Carlos Gaviria. Il y a un bon point de départ : la participation de plusieurs secteurs de la société et en particulier de la jeunesse qui a été très réactive. Il nous reste encore à convaincre les abstentionnistes (plus de 55 %). Cela ne sera pas facile mais nous devons nous y atteler. Il nous faut démontrer aux abstentionnistes qu’ils peuvent influencer pour changer le cap de ce pays. Cela commence dès à présent avec les élections régionales, municipales et des gouverneurs en 2007. L’unité est donc fondamentale.

L’échec électoral du Parti libéral équivaut à la fin du bipartisme. La Colombie entre-t-elle dans un nouveau cycle politique ?

Carlos Gaviria. Oui ! Le bipartisme était complètement artificiel dans la mesure où le Parti libéral et le Parti conservateur ne formulaient pas des propositions et des idéologies très éloignées les unes des autres. Aujourd’hui nous assistons à une polarisation différente entre un projet de droite autoritaire incarné par le gouvernement et celui d’une gauche démocratique comme le nôtre.

L’arrivée au pouvoir de divers gouvernements de gauche en Amérique latine a-t-elle une influence sur la Colombie ?

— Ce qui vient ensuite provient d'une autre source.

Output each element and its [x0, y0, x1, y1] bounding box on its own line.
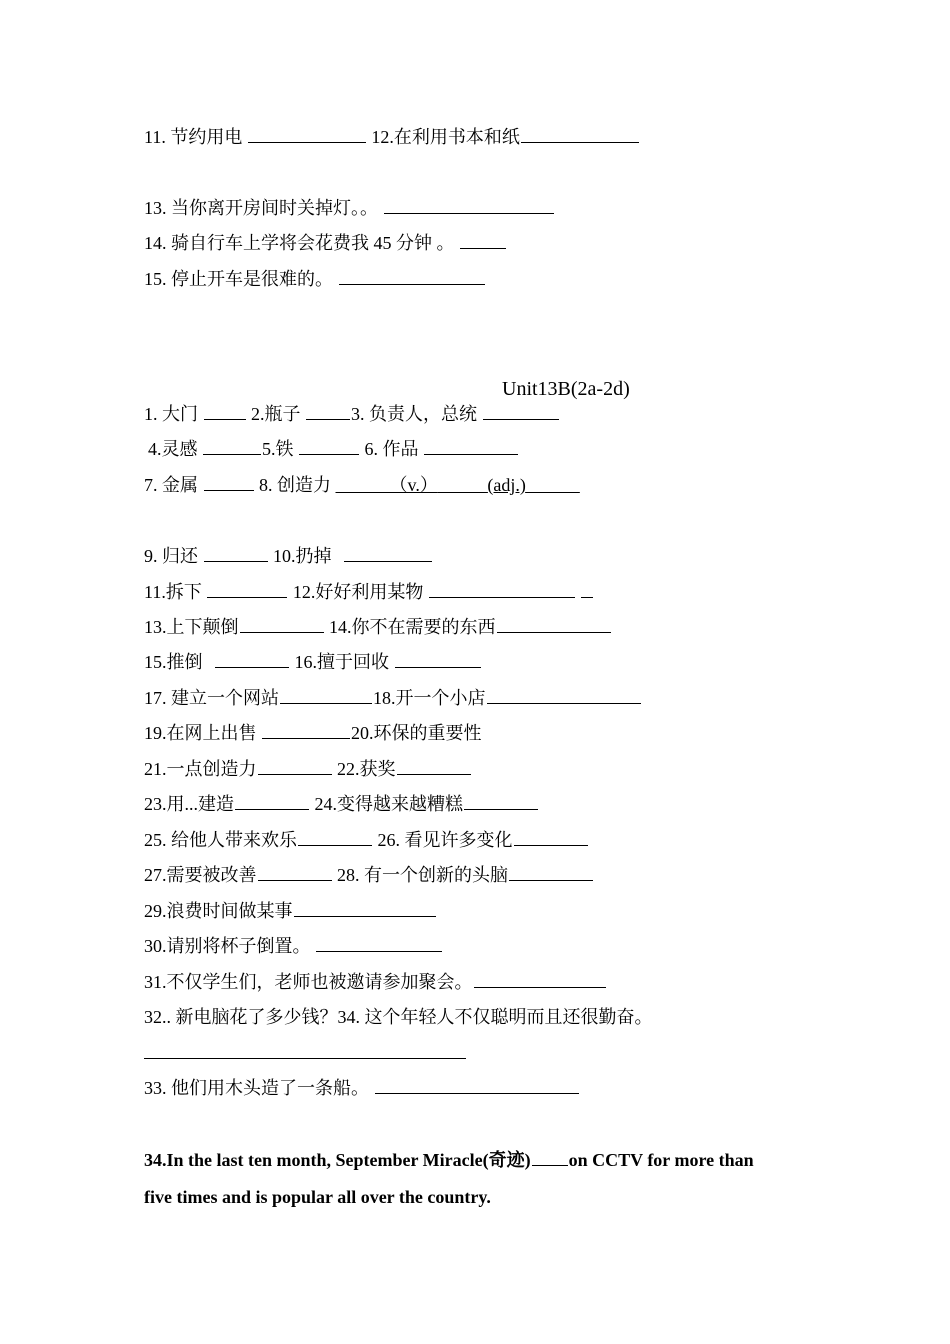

Carlos Gaviria. Le pays doit tirer les enseignements : cet appel printanier latino-américain ne gagnera pas la Colombie spontanément. Les pays où il a été possible d’opérer ce virage ont connu des mouvements populaires amples qui ont contribué à ces changements. Chez nous, ils commencent à peine à se former. Il est donc nécessaire de les fortifier pour suivre le même chemin.

Vous déclarez craindre le pire avec la réélection d’Alvaro Uribe. Les résultats de la gauche ne sont-ils pas un signe d’espoir ?

Carlos Gaviria. D’ordinaire je suis plutôt pessimiste. Mais une série d’événements, qui ont d’ailleurs culminé lors de ces élections et l’attitude du Pôle démocratique me font penser que nous avons de meilleurs jours devant nous.